The hand moved from his chin to his throat. It thrust his head back against the trunk again, steadily applying pressure to his windpipe.
Elrohir gasped, eyes flying open. He jerked, but the orc pinned his legs with one knee.
"Who told you to look away, Elf?" the orc demanded. The hand tightened around his throat.
He struggled to draw breath, but no air came.
The orcs laughed to see his struggle. And then it released him.
Elrohir sagged against his bonds, sucking in air. He was trembling. Relief had rendered him weak.
An orc reached out, caressing the side of his face. Elrohir no longer had the energy to pull away. "Does the little bird sing?" it asked.
Elrohir gave no answer.
"Bet it tastes good too," another one hissed. It grabbed his chin, running its tongue down the side of his face, tasting his drying blood before he could help himself.
Elrohir let out a strangled cry before he could help himself, struggling away from the unclean touch.
The orc only gripped him all the tighter, nails digging sharply into flesh.
It sneered, forcefully turning Elrohir's face towards it.
"But a bit more will taste even sweeter." It leaned its face in closer, but then, with a shriek of rage, was yanked away from its prey.
"Enough!" The newcomer was much larger than Elrohir's antagonist. Angrier too.
With a defiant hiss, the smaller orc scrambled backwards, but it wasn't quick enough to dodge the blow from its fellow.
"The elf is not yours to play with," it snarled.
The smaller orc groveled, baring its teeth at the larger.

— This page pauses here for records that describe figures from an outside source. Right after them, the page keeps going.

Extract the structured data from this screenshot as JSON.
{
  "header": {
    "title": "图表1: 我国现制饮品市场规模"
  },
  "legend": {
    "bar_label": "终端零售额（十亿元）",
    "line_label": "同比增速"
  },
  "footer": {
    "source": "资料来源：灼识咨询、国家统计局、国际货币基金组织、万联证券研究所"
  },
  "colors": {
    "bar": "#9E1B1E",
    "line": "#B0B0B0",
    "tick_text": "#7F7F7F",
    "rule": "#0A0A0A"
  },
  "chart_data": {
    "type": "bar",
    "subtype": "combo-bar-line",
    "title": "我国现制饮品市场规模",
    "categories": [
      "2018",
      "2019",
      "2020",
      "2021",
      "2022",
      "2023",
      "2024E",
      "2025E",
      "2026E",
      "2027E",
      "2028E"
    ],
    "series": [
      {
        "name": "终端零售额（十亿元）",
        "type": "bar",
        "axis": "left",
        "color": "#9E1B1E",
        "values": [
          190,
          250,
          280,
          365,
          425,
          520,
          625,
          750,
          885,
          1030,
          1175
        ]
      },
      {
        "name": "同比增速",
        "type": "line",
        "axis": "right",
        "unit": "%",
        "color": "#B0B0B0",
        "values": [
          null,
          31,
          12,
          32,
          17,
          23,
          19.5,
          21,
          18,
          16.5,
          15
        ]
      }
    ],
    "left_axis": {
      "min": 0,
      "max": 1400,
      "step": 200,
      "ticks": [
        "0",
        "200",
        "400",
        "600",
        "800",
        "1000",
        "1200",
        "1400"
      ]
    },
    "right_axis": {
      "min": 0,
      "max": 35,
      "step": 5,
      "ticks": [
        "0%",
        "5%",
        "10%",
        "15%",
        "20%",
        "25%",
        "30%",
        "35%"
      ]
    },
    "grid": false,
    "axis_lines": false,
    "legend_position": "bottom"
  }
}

The larger directed a kick in the smaller one's direction. The smaller yelped, backpedaling away. The half-hearted swing missed it and the larger didn't seem to be inclined to try again.
"Set up camp," it ordered. It turned its eyes down on Elrohir then. "Rest while you are able, Elf," it told him. It tilted its head to the side, its eyes roving over him, studying him. Its lip curled into a sneer. "You will not soon get the opportunity again."